Surtout, ses proches sont venus témoigner. Avec aplomb l'aînée de ses filles Justine, 10 ans, est venue rappeler que l'église était remplie «de monde qui t'aime et je pense que jamais personne va t'oublier». Mylène Champoux, la conjointe, sciée par la douleur, avait écrit un texte lu par sa soeur, Marie Claude : «Je t'aime et je t'aimerai toujours» lançait-elle à son conjoint «emporté par la mer».

Témoignage savoureux aussi de sa soeur ainée, Hélène. Le fils d'agriculteur avait fini par étudier dans «les gros livres» qu'enfant il enviait à son frère; Béchard s'était rendu au doctorat en sciences politiques.

À la porte de la cathédrale s'entendait le concert des hommages avant que n'arrive le cercueil, couvert d'un fleurdelisé, porté notamment par certains de ses disciples - Stéphane Gosselin et Claude Eric Gagné, deux anciens chefs de cabinet.

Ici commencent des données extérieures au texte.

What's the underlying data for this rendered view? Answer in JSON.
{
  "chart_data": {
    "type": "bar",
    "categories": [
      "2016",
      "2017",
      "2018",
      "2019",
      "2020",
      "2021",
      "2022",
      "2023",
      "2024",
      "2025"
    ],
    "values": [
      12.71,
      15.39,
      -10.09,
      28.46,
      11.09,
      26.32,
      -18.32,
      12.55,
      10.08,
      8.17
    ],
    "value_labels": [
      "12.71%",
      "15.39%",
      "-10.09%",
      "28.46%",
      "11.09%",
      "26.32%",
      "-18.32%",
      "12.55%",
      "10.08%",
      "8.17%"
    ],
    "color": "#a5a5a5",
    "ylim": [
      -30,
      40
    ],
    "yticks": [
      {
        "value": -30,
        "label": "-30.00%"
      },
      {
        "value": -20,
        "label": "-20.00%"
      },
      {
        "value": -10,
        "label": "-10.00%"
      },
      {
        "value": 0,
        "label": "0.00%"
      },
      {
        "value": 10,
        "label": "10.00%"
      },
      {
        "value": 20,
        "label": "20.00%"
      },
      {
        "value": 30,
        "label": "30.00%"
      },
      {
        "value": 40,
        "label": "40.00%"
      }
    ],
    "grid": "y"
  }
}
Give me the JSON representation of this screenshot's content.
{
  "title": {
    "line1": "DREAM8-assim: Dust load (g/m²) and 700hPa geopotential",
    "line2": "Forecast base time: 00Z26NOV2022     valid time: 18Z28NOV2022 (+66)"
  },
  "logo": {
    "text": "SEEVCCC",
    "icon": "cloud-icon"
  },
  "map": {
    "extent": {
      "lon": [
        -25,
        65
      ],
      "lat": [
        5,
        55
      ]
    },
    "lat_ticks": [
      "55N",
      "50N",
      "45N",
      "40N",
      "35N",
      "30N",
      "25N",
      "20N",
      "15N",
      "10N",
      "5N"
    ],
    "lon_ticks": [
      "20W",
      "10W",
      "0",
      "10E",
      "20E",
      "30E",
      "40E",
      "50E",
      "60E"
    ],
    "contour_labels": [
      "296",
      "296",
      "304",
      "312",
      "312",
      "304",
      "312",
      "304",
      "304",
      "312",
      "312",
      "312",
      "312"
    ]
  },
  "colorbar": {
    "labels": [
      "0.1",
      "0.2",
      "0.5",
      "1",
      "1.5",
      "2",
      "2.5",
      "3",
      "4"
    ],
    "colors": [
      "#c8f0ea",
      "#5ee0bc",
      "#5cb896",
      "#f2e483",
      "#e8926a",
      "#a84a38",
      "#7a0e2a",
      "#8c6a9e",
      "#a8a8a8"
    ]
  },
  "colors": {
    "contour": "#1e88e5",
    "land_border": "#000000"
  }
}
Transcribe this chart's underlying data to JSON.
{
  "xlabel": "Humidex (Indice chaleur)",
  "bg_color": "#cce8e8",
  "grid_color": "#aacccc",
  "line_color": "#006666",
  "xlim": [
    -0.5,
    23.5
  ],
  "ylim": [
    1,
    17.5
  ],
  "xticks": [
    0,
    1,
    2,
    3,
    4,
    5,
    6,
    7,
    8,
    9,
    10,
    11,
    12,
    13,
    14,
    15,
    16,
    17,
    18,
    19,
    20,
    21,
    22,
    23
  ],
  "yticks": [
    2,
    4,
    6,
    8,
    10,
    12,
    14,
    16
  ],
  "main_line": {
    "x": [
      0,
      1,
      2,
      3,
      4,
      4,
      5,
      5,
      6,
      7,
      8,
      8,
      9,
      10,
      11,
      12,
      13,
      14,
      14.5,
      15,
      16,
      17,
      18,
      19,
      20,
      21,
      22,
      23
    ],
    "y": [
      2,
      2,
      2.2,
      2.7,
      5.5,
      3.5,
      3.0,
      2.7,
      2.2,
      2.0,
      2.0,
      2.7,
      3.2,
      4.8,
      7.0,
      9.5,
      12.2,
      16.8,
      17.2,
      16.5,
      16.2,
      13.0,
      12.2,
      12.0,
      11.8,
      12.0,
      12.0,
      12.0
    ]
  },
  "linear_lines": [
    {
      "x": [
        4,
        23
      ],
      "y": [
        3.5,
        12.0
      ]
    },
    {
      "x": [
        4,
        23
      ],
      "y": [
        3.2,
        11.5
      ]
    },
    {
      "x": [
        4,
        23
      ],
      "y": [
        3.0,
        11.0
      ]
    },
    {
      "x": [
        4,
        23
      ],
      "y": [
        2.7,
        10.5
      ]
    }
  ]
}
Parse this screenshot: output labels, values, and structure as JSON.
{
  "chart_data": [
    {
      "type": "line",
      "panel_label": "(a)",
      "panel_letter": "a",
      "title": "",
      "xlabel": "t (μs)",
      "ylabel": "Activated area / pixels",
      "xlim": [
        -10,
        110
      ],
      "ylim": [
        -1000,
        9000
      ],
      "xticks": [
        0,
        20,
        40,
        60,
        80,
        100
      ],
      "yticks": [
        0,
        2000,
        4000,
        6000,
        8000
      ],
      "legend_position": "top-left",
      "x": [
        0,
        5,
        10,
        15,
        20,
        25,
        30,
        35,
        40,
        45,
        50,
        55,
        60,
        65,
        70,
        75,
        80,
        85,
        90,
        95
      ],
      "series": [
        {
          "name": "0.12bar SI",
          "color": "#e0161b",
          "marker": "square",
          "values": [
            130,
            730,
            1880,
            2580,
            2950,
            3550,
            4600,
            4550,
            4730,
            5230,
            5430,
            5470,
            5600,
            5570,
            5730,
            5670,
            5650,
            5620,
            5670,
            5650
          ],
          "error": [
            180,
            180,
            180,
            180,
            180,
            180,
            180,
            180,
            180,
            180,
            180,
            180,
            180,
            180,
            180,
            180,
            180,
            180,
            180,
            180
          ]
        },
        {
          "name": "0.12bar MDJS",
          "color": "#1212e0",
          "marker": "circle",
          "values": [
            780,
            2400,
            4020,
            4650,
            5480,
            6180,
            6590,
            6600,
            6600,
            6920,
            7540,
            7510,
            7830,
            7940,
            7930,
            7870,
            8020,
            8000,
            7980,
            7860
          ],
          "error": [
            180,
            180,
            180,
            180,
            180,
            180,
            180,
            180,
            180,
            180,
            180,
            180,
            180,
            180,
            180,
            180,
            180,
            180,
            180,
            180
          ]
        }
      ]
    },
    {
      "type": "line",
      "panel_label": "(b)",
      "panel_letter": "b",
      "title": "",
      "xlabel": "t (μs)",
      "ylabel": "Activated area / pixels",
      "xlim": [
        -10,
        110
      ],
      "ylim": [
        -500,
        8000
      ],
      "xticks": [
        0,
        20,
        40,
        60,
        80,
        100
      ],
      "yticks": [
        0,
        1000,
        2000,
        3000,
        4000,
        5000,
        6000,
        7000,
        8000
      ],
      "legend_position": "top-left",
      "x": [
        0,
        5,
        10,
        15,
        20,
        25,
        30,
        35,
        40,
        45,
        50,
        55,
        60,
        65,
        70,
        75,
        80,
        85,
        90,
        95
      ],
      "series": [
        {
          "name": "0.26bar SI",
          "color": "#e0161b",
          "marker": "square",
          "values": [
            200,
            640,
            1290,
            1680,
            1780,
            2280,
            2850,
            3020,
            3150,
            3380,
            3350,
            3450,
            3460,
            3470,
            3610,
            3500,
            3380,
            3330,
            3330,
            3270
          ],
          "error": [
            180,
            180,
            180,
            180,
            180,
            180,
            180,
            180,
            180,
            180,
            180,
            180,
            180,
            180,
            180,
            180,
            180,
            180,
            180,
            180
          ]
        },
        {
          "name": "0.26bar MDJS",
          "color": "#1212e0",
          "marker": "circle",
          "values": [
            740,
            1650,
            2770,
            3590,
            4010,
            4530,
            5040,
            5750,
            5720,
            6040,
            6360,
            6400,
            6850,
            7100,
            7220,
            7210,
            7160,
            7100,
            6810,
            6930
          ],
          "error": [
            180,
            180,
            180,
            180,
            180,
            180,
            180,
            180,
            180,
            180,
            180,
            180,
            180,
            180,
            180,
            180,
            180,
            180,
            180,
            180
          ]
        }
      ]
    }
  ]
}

Sans équivoque, c'était l'heure d'une trêve pour les politiciens ou les anciens compagnons d'arme.

La plupart des élus libéraux et plusieurs péquistes avaient trouvé place dans l'église.

Jacques Dupuis et Mario Dumont faisaient côte à côte une entrevue à la télé.

«Les gens de l'opposition se souviennent que Claude était "tough" mais il ne faisait jamais d'attaques personnelles, c'est pourquoi ils sont ici!» observe M. Dupuis qui a connu Béchard aux heures où le futur politicien était encore recherchiste au Parlement. Il avait vu Béchard à la toute veille de son décès. «Il était réaliste, je l'ai vu pensif. Il m'a dit; il se pourrait bien que je ne vois jamais le premier amoureux de ma fille aînée!»

«Ce qu'on garde de Claude c'est son sourire, malgré le drame, l'injustice... on ne veut pas pleurer sa mort, on veut célébrer sa vie» dira-t-il, émotif.

«Il avait le don de nous faire rire, sourire, même aux jours plus tristes. Les gens vont se souvenir de son rire contagieux» observait aussi Jean Charest.

Pour Mario Dumont la rivalité des deux coqs régional -ils étaient voisins de comté- sont bien loin. «Claude c'était un gars d'intensité, qui a affronté les derniers mois avec dignité et courage» résume l'ex-adéquiste.

Pour Nathalie Normandeau, Béchard avait comme elle l'obsession du développement régional, il était «le pivot» de sa région. «Les gens sont venus ici pour lui rendre tout ce qu'il a donné comme député. En région comme ici, le député c'est un phare» rappelle-t-elle.

Pauline Marois était à l'étranger. Gilles Duceppe, le chef du Bloc, est venu dire du bien de Béchard qu'il ne connaissait guère cependant, a-t-il reconnu.

Président du caucus péquiste Martin Lemay se souviendra du politicien combatif qui devenait immédiatement chaleureux une fois l'affrontement terminé. Amir Khadir était aussi venu de Montréal pour marquer son respect à l'endroit de «cet adversaire redoutable».

Christian Paradis, ministre fédéral des Ressources naturelles, rappelait ses premiers contacts avec Béchard, il y a 20 ans, chez les jeunes du PLQ. Le député de Kamouraska aura beaucoup inspiré de jeunes qui ont fait le saut en politique selon lui.

Pour Lise Thériault ministre du Travail, «même s'il est parti jeune, Claude laisse aux politiciens un bel héritage...il était d'une drôlerie incroyable, mais on retiendra surtout le courage dont il a fait preuve depuis deux ans.

Norman MacMillan, ministre délégué aux Transports pense déjà au geste qu'il faudra poser pour marquer sa mémoire. Sur l'Internet un mouvement est déjà amorcé pour que la route 85 en direction du Nouveau-Brunswick porte son nom. «C'est l'autoroute Claude Béchard c'est sûr, il a travaillé tellement fort... il faut attendre un an, mais le mouvement est déjà commencé» explique le ministre MacMillan.